Published Dec 2020

<aside> 🔥 _Prtcl has just been incorporated in Vermont as two Blockchain-based LLCs, each powered by a DAOstack DAO on the xDAI chain. The model uses a hybrid on-chain and legal exit-to-community (E2C) scheme.

</aside>

Since the very beginning, 2 years ago, incorporating _Prtcl with a legal structure that was sensitive to its nature has been a priority for us. Just as important as developing the technology itself. While this created some friction with potential investors, it has always been a red line for us.

We now have taken an important step in this direction, with the legal incorporation of two blockchain-based LLC in the state of Vermont, US, one, a non-profit, representing the project community, and another, a for-profit, representing the project founders and investors.

These entities are legally connected to two onchain DAOs and use a set of smart contracts to keep track of the company funds, governance, and economic rights. The structure forces the transition of power and control from the founders and investors to the community.

So, what is this nature then?

We see _Prtcl as a public infrastructure for collaboration, coordination, and ideas sharing, and whose value derives mostly from data provided by its users and its derived network effects. This is: in the long term, the value of _Prtcl infrastructure is not given by us, the founders or developers, but by the users.

This is the case for a big chunk of recent technology. Just think about this: How much would you pay to keep accessing your favorite social network? How much would that number be if, once in, you would be the only user in the network, with everyone else gone? Now ask the same questions but, for example, about a Tesla electric car. How much would you pay for a Tesla if you were the only owner of one?

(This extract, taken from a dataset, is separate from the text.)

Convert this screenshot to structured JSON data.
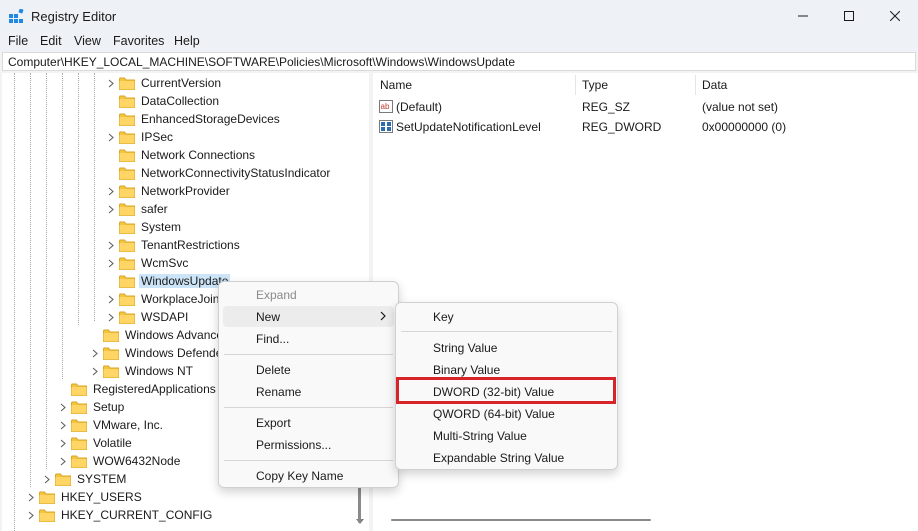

That difference in the ratio between the value users receives from a platform if they are the only user versus the value received by each user when all of them use the platform is an (inverse) measurement of the platform network effects, and in our case, it will approach to 1.

It is for this reason that we think 21st-century platforms like _Prtcl, which heavily rely on network effects, cannot have the same ownership structures as industrial companies from the 20th century.

The Reasonable model

While in the long-term the value of the platform is given by its user's network effects, in the short-term, this is not the case. Founders and investors still have to put a huge amount of effort and capital to build the technology. New stuff is risky and the likelihood of them simply losing all of it is high. It is therefore key that the correct incentives are there to attract people and capital to work on these new technologies.

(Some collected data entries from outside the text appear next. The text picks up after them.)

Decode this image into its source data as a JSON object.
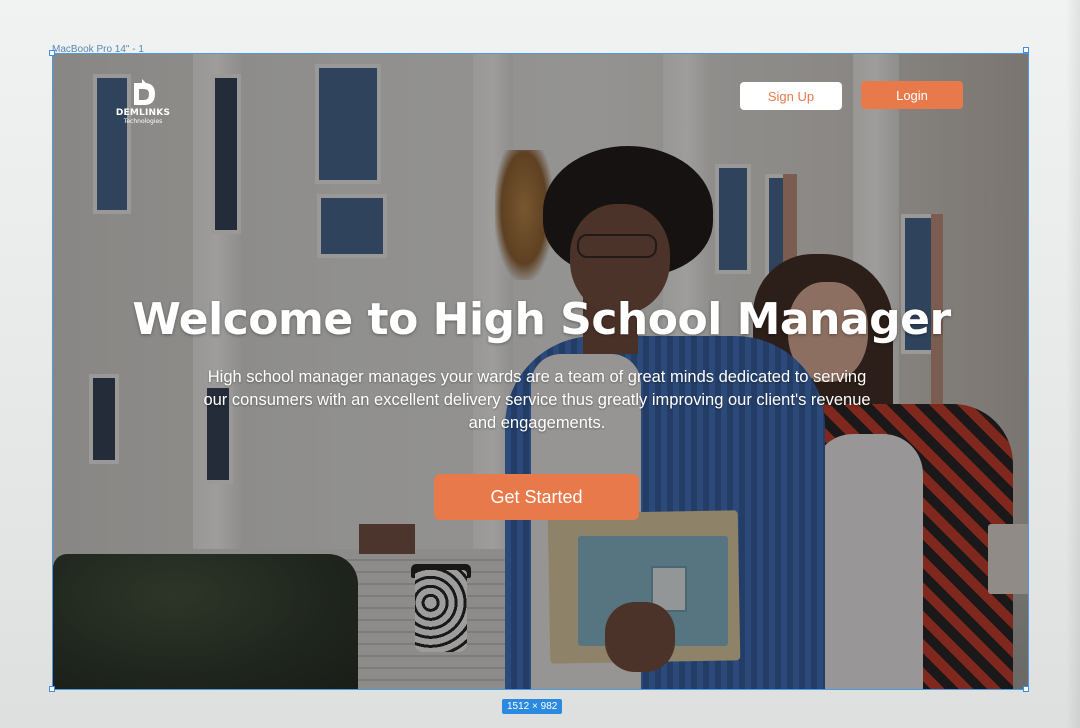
{
  "editor": {
    "frame_label": "MacBook Pro 14\" - 1",
    "frame_size": "1512 × 982"
  },
  "brand": {
    "name": "DEMLINKS",
    "sub": "Technologies",
    "icon": "demlinks-logo-icon"
  },
  "nav": {
    "signup_label": "Sign Up",
    "login_label": "Login"
  },
  "hero": {
    "title": "Welcome to High School Manager",
    "description": "High school manager manages your wards are a team of great minds dedicated to serving our consumers with an excellent delivery service thus greatly improving our client's revenue and engagements.",
    "cta_label": "Get Started"
  },
  "colors": {
    "accent": "#e8794a",
    "white": "#ffffff",
    "selection": "#4a9be6"
  }
}
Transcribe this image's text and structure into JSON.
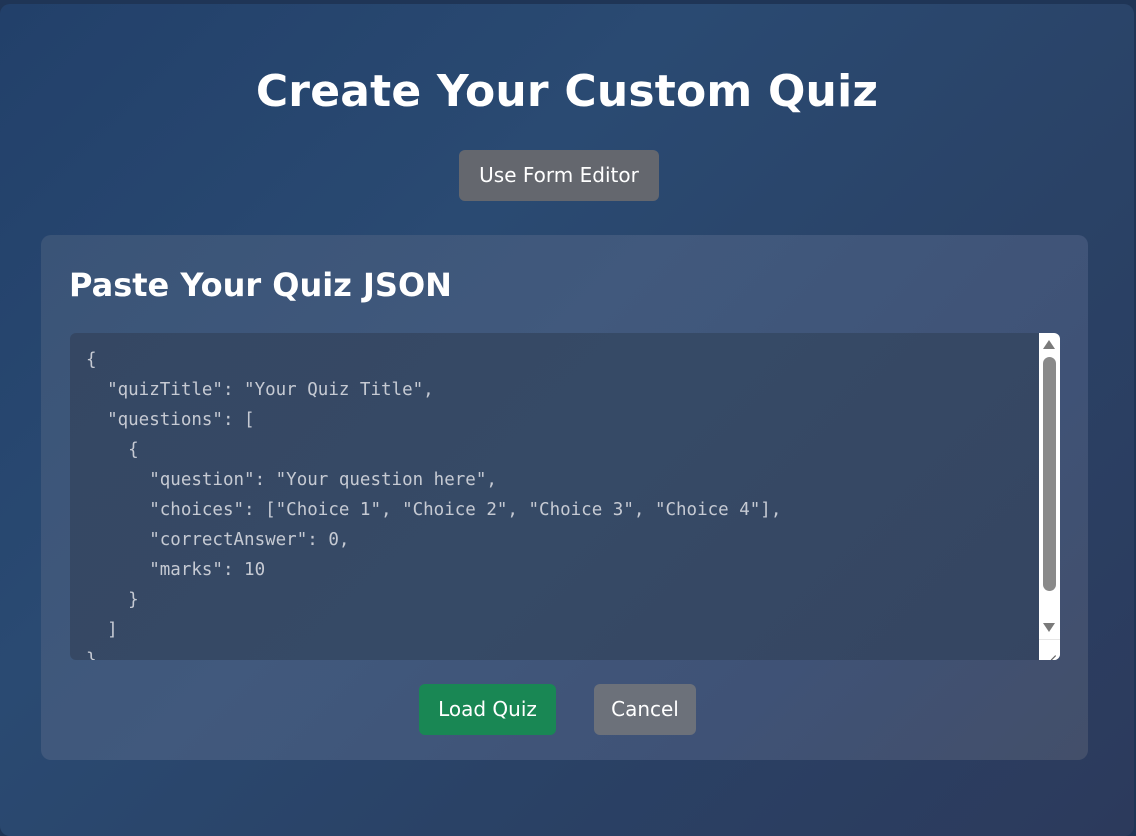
{
  "page": {
    "title": "Create Your Custom Quiz",
    "form_editor_label": "Use Form Editor"
  },
  "json_panel": {
    "title": "Paste Your Quiz JSON",
    "content": "{\n  \"quizTitle\": \"Your Quiz Title\",\n  \"questions\": [\n    {\n      \"question\": \"Your question here\",\n      \"choices\": [\"Choice 1\", \"Choice 2\", \"Choice 3\", \"Choice 4\"],\n      \"correctAnswer\": 0,\n      \"marks\": 10\n    }\n  ]\n}",
    "load_label": "Load Quiz",
    "cancel_label": "Cancel"
  },
  "colors": {
    "load_button": "#198754",
    "secondary_button": "#6c717a"
  },
  "icons": {
    "scroll_up": "triangle-up-icon",
    "scroll_down": "triangle-down-icon",
    "resize": "resize-grip-icon"
  }
}
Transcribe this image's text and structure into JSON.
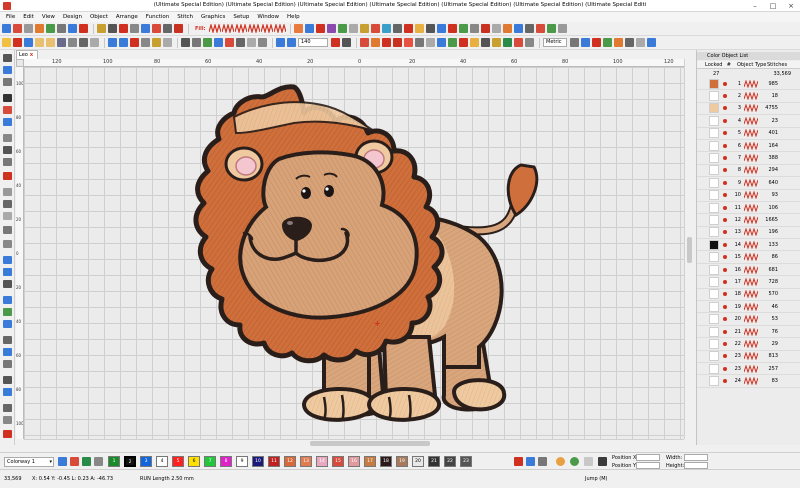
{
  "window": {
    "title": "(Ultimate Special Edition) (Ultimate Special Edition) (Ultimate Special Edition) (Ultimate Special Edition) (Ultimate Special Edition) (Ultimate Special Edition) (Ultimate Special Editi",
    "minimize": "–",
    "maximize": "□",
    "close": "×"
  },
  "menu": [
    "File",
    "Edit",
    "View",
    "Design",
    "Object",
    "Arrange",
    "Function",
    "Stitch",
    "Graphics",
    "Setup",
    "Window",
    "Help"
  ],
  "toolbar": {
    "fill_label": "Fill:",
    "zoom_value": "140",
    "units_value": "Metric",
    "view_3d": "3D"
  },
  "document_tab": {
    "label": "Leo",
    "close": "x"
  },
  "ruler": {
    "top_labels": [
      "120",
      "100",
      "80",
      "60",
      "40",
      "20",
      "0",
      "20",
      "40",
      "60",
      "80",
      "100",
      "120"
    ],
    "left_labels": [
      "100",
      "80",
      "60",
      "40",
      "20",
      "0",
      "20",
      "40",
      "60",
      "80",
      "100"
    ]
  },
  "objects_panel": {
    "title": "Color Object List",
    "columns": {
      "group": "Locked",
      "number": "#",
      "type": "Object Type",
      "stitches": "Stitches"
    },
    "summary": {
      "count": "27",
      "stitches": "33,569"
    },
    "rows": [
      {
        "num": "1",
        "stitches": "985"
      },
      {
        "num": "2",
        "stitches": "18"
      },
      {
        "num": "3",
        "stitches": "4755"
      },
      {
        "num": "4",
        "stitches": "23"
      },
      {
        "num": "5",
        "stitches": "401"
      },
      {
        "num": "6",
        "stitches": "164"
      },
      {
        "num": "7",
        "stitches": "388"
      },
      {
        "num": "8",
        "stitches": "294"
      },
      {
        "num": "9",
        "stitches": "640"
      },
      {
        "num": "10",
        "stitches": "93"
      },
      {
        "num": "11",
        "stitches": "106"
      },
      {
        "num": "12",
        "stitches": "1665"
      },
      {
        "num": "13",
        "stitches": "196"
      },
      {
        "num": "14",
        "stitches": "133"
      },
      {
        "num": "15",
        "stitches": "86"
      },
      {
        "num": "16",
        "stitches": "681"
      },
      {
        "num": "17",
        "stitches": "728"
      },
      {
        "num": "18",
        "stitches": "570"
      },
      {
        "num": "19",
        "stitches": "46"
      },
      {
        "num": "20",
        "stitches": "53"
      },
      {
        "num": "21",
        "stitches": "76"
      },
      {
        "num": "22",
        "stitches": "29"
      },
      {
        "num": "23",
        "stitches": "813"
      },
      {
        "num": "23",
        "stitches": "257"
      },
      {
        "num": "24",
        "stitches": "83"
      }
    ]
  },
  "colorbar": {
    "colorway": "Colorway 1",
    "swatches": [
      {
        "num": "1",
        "color": "#1a8a2a"
      },
      {
        "num": "2",
        "color": "#111111"
      },
      {
        "num": "3",
        "color": "#1166dd"
      },
      {
        "num": "4",
        "color": "#ffffff"
      },
      {
        "num": "5",
        "color": "#ff2020"
      },
      {
        "num": "6",
        "color": "#ffe000"
      },
      {
        "num": "7",
        "color": "#22c83a"
      },
      {
        "num": "8",
        "color": "#e020c8"
      },
      {
        "num": "9",
        "color": "#ffffff"
      },
      {
        "num": "10",
        "color": "#1a1a7a"
      },
      {
        "num": "11",
        "color": "#c02020"
      },
      {
        "num": "12",
        "color": "#d86a3a"
      },
      {
        "num": "13",
        "color": "#e07a50"
      },
      {
        "num": "14",
        "color": "#e8a8c0"
      },
      {
        "num": "15",
        "color": "#d84a3a"
      },
      {
        "num": "16",
        "color": "#e09aa0"
      },
      {
        "num": "17",
        "color": "#c87a40"
      },
      {
        "num": "18",
        "color": "#2a1a1a"
      },
      {
        "num": "19",
        "color": "#a87a5a"
      },
      {
        "num": "20",
        "color": "#e8e8e8"
      },
      {
        "num": "21",
        "color": "#333333"
      },
      {
        "num": "22",
        "color": "#444444"
      },
      {
        "num": "23",
        "color": "#555555"
      }
    ],
    "position_x_label": "Position X:",
    "position_y_label": "Position Y:",
    "width_label": "Width:",
    "height_label": "Height:"
  },
  "statusbar": {
    "stitch_count": "33,569",
    "coords": "X: 0.54 Y: -0.45 L: 0.23 A: -46.73",
    "run_length": "RUN Length 2.50 mm",
    "jump": "Jump (M)"
  }
}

After exploring different approaches such as native tokens, platform cooperatives, or continuous organizations, our preferred strategy is one that is closer to the concept of [Steward Ownership](https://purpose-economy.org/en/whats-steward-ownership/#:~:text=The concept of “steward-ownership,protecting it from extractive capital.) and which we decided to call the "Reasonable" model.

The concept of "Reasonable" was presented before when it was just an idea. Its core aspect is that founders and investors receive capped governance and economic rights over the project that are lost once the economic rights are paid back. In the end, the project becomes owned and controlled by its community, made of the set of stakeholders who use and depend on the technology.

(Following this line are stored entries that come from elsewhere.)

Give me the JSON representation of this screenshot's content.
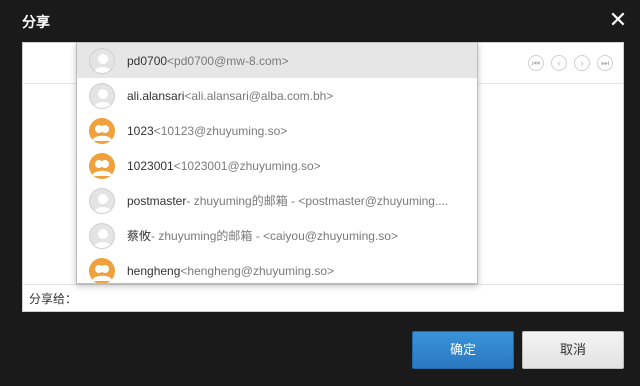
{
  "dialog": {
    "title": "分享",
    "close_icon": "close-icon",
    "pager_icons": [
      "first-page-icon",
      "prev-page-icon",
      "next-page-icon",
      "last-page-icon"
    ],
    "share_to_label": "分享给：",
    "ok_label": "确定",
    "cancel_label": "取消",
    "colors": {
      "accent": "#2a78c2",
      "avatar_orange": "#f0a13b"
    }
  },
  "suggestions": [
    {
      "name": "pd0700",
      "detail": "<pd0700@mw-8.com>",
      "avatar": "gray"
    },
    {
      "name": "ali.alansari",
      "detail": "<ali.alansari@alba.com.bh>",
      "avatar": "gray"
    },
    {
      "name": "1023",
      "detail": "<10123@zhuyuming.so>",
      "avatar": "orange"
    },
    {
      "name": "1023001",
      "detail": "<1023001@zhuyuming.so>",
      "avatar": "orange"
    },
    {
      "name": "postmaster",
      "detail": " - zhuyuming的邮箱 - <postmaster@zhuyuming....",
      "avatar": "gray"
    },
    {
      "name": "蔡攸",
      "detail": " - zhuyuming的邮箱 - <caiyou@zhuyuming.so>",
      "avatar": "gray"
    },
    {
      "name": "hengheng",
      "detail": "<hengheng@zhuyuming.so>",
      "avatar": "orange"
    }
  ]
}
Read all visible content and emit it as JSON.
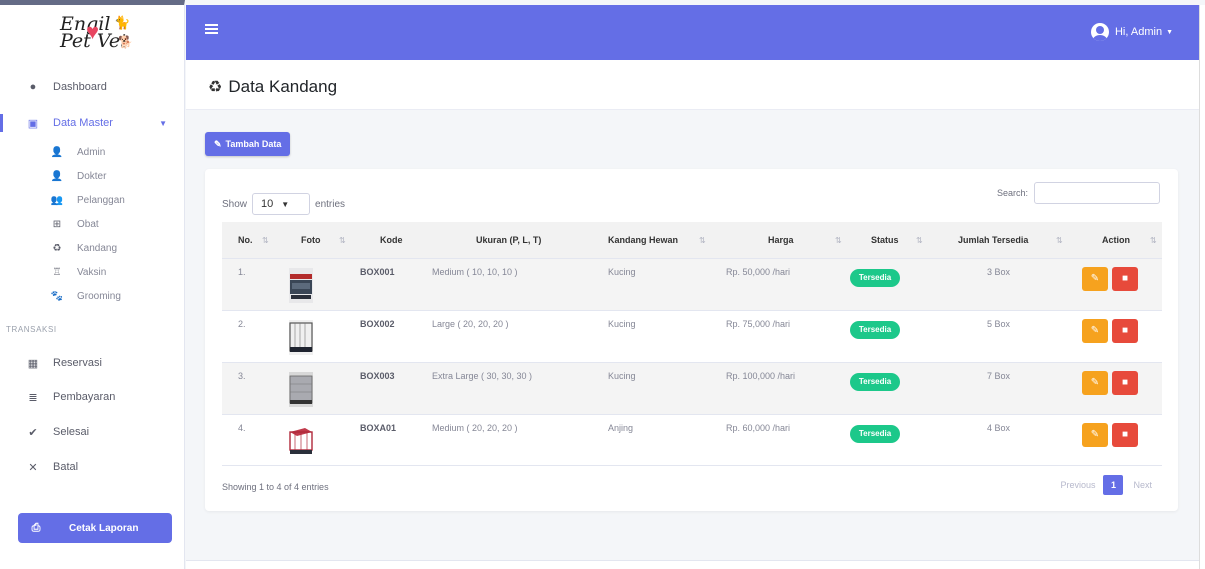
{
  "brand": {
    "line1": "Engil",
    "line2": "Pet Vet"
  },
  "sidebar": {
    "dashboard": {
      "icon": "tint-icon",
      "label": "Dashboard"
    },
    "data_master": {
      "icon": "table-icon",
      "label": "Data Master"
    },
    "sub_items": [
      {
        "icon": "user-icon",
        "label": "Admin"
      },
      {
        "icon": "user-doctor-icon",
        "label": "Dokter"
      },
      {
        "icon": "users-icon",
        "label": "Pelanggan"
      },
      {
        "icon": "medicine-icon",
        "label": "Obat"
      },
      {
        "icon": "recycle-icon",
        "label": "Kandang"
      },
      {
        "icon": "syringe-icon",
        "label": "Vaksin"
      },
      {
        "icon": "paw-icon",
        "label": "Grooming"
      }
    ],
    "section_label": "TRANSAKSI",
    "transaksi": [
      {
        "icon": "grid-icon",
        "label": "Reservasi"
      },
      {
        "icon": "database-icon",
        "label": "Pembayaran"
      },
      {
        "icon": "check-icon",
        "label": "Selesai"
      },
      {
        "icon": "times-icon",
        "label": "Batal"
      }
    ],
    "cetak": {
      "icon": "print-icon",
      "label": "Cetak Laporan"
    }
  },
  "topbar": {
    "user_label": "Hi, Admin"
  },
  "page": {
    "title": "Data Kandang",
    "title_icon": "recycle-icon"
  },
  "toolbar": {
    "tambah_label": "Tambah Data"
  },
  "table": {
    "show_label": "Show",
    "entries_value": "10",
    "entries_label": "entries",
    "search_label": "Search:",
    "search_value": "",
    "columns": [
      "No.",
      "Foto",
      "Kode",
      "Ukuran (P, L, T)",
      "Kandang Hewan",
      "Harga",
      "Status",
      "Jumlah Tersedia",
      "Action"
    ],
    "rows": [
      {
        "no": "1.",
        "kode": "BOX001",
        "ukuran": "Medium ( 10, 10, 10 )",
        "hewan": "Kucing",
        "harga": "Rp. 50,000 /hari",
        "status": "Tersedia",
        "jumlah": "3 Box"
      },
      {
        "no": "2.",
        "kode": "BOX002",
        "ukuran": "Large ( 20, 20, 20 )",
        "hewan": "Kucing",
        "harga": "Rp. 75,000 /hari",
        "status": "Tersedia",
        "jumlah": "5 Box"
      },
      {
        "no": "3.",
        "kode": "BOX003",
        "ukuran": "Extra Large ( 30, 30, 30 )",
        "hewan": "Kucing",
        "harga": "Rp. 100,000 /hari",
        "status": "Tersedia",
        "jumlah": "7 Box"
      },
      {
        "no": "4.",
        "kode": "BOXA01",
        "ukuran": "Medium ( 20, 20, 20 )",
        "hewan": "Anjing",
        "harga": "Rp. 60,000 /hari",
        "status": "Tersedia",
        "jumlah": "4 Box"
      }
    ],
    "info": "Showing 1 to 4 of 4 entries",
    "pagination": {
      "previous": "Previous",
      "current": "1",
      "next": "Next"
    }
  },
  "colors": {
    "accent": "#646ee6",
    "success": "#1cc88a",
    "warning": "#f6a21e",
    "danger": "#e74a3b"
  }
}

It might sound very different from an equity-based model, but in reality, it is 100% equivalent if you assume the economic and governance rights are infinite. This means that, with Reasonable, a project can go as close to a standard equity-based model as they want by using large-enough risk multipliers. It also poses the question of why would someone have infinite rights over something they invest a finite amount of time/capital in.

Compared with the use of a native token, the "Reasonable" model makes a distinction between "the community" and what would be "token holders". Token holders are, in most cases, closer to investors, than they are to users. In "Reasonable", being a member of the Community is not something that can be bought, and does not result in economic benefits.

In our previous post about Reasonable, we described an ideal version of the model. Here we will describe the actual implementation, both legally and technologically, which is a reality today and which, one could say, corresponds to the minimum viable prototype of the model.